7. The men themselves, Bungey as the genial comic British soldier? The range of other soldiers?
8. Captain Heinrichs, the reprimand from the German commander, his talking with the officer, the officer going undercover, pretending to be a prisoner, the countess informing the authorities? His infiltration, going to the hospital, the revelations?
9. Heinrichs, his searching of the hospital? The failure to find the men? His return and the arrest of Edith Cavell?
10. The arrest of the other women, the imprisonment? The court case, closed? The prosecution, the death penalty? Edith Cavell and her admitting what she had done? Ready to die?
11. The political concern around the world, in Britain, in the United States? The American legation? Mr Gibson and his visits, pleading the cause, the treatment by the German officials?

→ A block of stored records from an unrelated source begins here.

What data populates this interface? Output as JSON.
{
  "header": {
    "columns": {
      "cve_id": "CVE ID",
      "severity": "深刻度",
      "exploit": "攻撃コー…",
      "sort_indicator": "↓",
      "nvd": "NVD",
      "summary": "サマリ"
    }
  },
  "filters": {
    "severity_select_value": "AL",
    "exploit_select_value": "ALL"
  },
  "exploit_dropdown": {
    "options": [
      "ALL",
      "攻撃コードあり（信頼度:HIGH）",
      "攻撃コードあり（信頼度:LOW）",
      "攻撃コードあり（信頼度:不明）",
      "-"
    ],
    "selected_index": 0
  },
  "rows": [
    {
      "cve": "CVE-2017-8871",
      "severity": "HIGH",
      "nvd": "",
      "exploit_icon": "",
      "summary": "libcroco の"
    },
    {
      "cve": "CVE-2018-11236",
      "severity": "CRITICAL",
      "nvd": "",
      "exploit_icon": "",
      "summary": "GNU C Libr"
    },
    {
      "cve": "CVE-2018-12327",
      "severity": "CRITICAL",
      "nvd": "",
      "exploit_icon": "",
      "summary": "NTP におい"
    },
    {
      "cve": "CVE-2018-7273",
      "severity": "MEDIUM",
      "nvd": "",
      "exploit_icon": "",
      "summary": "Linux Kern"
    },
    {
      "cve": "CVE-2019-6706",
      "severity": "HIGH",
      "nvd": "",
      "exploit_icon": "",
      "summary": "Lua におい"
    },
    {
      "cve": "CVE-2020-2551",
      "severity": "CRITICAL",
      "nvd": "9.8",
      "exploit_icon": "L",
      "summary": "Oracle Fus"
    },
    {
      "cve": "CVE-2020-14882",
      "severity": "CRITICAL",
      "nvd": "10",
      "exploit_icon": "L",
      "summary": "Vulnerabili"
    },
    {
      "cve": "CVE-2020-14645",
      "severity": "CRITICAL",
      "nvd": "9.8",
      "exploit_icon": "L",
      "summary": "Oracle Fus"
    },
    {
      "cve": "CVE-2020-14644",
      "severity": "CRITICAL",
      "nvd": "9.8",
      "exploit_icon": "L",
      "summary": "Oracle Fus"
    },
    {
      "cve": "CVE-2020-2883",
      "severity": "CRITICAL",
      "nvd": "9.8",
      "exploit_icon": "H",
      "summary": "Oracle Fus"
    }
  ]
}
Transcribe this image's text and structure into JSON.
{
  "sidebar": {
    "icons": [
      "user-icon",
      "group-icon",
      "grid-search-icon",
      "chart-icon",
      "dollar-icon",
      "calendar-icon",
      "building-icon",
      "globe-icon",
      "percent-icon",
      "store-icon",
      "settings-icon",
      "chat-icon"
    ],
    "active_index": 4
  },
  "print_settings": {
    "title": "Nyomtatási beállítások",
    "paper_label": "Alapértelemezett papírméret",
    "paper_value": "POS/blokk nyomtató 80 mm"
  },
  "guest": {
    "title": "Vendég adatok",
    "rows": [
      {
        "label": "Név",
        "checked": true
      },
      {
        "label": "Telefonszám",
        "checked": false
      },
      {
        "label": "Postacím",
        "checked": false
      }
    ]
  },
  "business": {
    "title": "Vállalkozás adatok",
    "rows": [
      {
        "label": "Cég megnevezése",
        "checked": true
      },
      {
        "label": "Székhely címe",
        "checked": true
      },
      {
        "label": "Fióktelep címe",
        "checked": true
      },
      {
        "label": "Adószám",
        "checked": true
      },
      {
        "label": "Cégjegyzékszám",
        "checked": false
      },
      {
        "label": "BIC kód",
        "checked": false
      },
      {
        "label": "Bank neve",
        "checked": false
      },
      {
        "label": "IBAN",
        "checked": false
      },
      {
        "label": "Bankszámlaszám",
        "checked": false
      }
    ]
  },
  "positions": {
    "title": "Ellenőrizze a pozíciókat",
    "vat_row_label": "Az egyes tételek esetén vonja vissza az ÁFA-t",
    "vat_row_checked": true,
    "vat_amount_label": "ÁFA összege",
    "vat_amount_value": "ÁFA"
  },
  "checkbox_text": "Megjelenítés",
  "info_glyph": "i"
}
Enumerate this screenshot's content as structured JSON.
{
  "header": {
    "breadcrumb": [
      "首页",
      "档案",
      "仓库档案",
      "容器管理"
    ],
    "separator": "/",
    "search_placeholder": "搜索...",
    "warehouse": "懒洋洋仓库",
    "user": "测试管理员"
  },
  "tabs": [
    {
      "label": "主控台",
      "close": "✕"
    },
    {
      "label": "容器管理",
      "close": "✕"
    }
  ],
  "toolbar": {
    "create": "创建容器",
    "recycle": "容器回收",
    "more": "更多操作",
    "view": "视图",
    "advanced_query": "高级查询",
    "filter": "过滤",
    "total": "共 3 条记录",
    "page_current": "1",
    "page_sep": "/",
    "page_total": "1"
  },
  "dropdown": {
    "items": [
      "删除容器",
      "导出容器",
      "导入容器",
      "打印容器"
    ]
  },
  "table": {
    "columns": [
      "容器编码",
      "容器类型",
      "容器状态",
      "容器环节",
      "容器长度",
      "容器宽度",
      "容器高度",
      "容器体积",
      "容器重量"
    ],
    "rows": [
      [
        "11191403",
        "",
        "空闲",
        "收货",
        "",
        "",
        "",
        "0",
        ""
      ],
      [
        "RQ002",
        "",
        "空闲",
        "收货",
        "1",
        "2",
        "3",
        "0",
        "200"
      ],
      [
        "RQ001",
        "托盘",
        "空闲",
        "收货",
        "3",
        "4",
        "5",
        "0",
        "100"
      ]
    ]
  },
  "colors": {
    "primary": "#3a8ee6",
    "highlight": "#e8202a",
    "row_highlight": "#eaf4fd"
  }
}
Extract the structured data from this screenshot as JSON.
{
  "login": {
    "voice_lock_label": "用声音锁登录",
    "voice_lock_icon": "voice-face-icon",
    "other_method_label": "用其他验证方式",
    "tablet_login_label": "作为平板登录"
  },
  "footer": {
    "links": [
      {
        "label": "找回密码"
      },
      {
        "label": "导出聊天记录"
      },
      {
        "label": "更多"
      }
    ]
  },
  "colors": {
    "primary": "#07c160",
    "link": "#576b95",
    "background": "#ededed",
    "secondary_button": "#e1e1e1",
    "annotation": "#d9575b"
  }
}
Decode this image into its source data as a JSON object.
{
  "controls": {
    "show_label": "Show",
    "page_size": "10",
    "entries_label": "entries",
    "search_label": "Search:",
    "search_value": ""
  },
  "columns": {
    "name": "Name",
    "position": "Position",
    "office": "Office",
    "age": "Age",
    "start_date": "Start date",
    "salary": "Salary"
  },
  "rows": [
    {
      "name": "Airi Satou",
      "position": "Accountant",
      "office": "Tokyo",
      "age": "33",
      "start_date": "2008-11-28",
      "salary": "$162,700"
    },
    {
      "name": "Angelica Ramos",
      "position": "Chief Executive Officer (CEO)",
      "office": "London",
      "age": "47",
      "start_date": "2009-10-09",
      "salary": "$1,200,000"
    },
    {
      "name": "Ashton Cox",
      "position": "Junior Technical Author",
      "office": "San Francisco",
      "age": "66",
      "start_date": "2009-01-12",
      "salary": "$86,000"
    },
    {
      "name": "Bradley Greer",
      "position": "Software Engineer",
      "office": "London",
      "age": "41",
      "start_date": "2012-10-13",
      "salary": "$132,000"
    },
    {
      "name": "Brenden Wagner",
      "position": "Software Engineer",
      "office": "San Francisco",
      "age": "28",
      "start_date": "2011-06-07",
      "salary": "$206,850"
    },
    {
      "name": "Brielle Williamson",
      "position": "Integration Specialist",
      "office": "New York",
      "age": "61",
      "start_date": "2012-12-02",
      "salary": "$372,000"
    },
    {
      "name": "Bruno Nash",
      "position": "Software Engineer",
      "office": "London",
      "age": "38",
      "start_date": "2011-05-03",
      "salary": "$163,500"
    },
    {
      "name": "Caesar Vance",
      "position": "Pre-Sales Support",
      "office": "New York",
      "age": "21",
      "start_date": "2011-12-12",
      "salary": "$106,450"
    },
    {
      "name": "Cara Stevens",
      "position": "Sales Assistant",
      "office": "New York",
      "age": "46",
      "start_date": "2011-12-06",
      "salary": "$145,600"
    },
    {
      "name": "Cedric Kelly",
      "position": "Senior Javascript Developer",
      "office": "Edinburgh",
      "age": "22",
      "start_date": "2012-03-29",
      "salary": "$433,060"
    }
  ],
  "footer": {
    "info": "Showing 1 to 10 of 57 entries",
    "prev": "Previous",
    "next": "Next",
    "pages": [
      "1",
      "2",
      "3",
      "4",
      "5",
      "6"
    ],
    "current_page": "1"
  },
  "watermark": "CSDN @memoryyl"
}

12. The nurses at the hospital, their loyalty to Edith Cavell, their visiting her in prison, the flowers? The information about her execution?
13. Mr Gibson going to the opera, the commander, his disdain? His motivation to make an example of Edith Cavell?
14. Edith in prison, the chaplain, the spiritual reflections, the final ceremonies? Her walking to her execution, the dignity in her death? Her being ready, the mystery of God’s will?
15. The aftermath, her burial in Westminster Abbey? The tributes to her humanitarian work in war?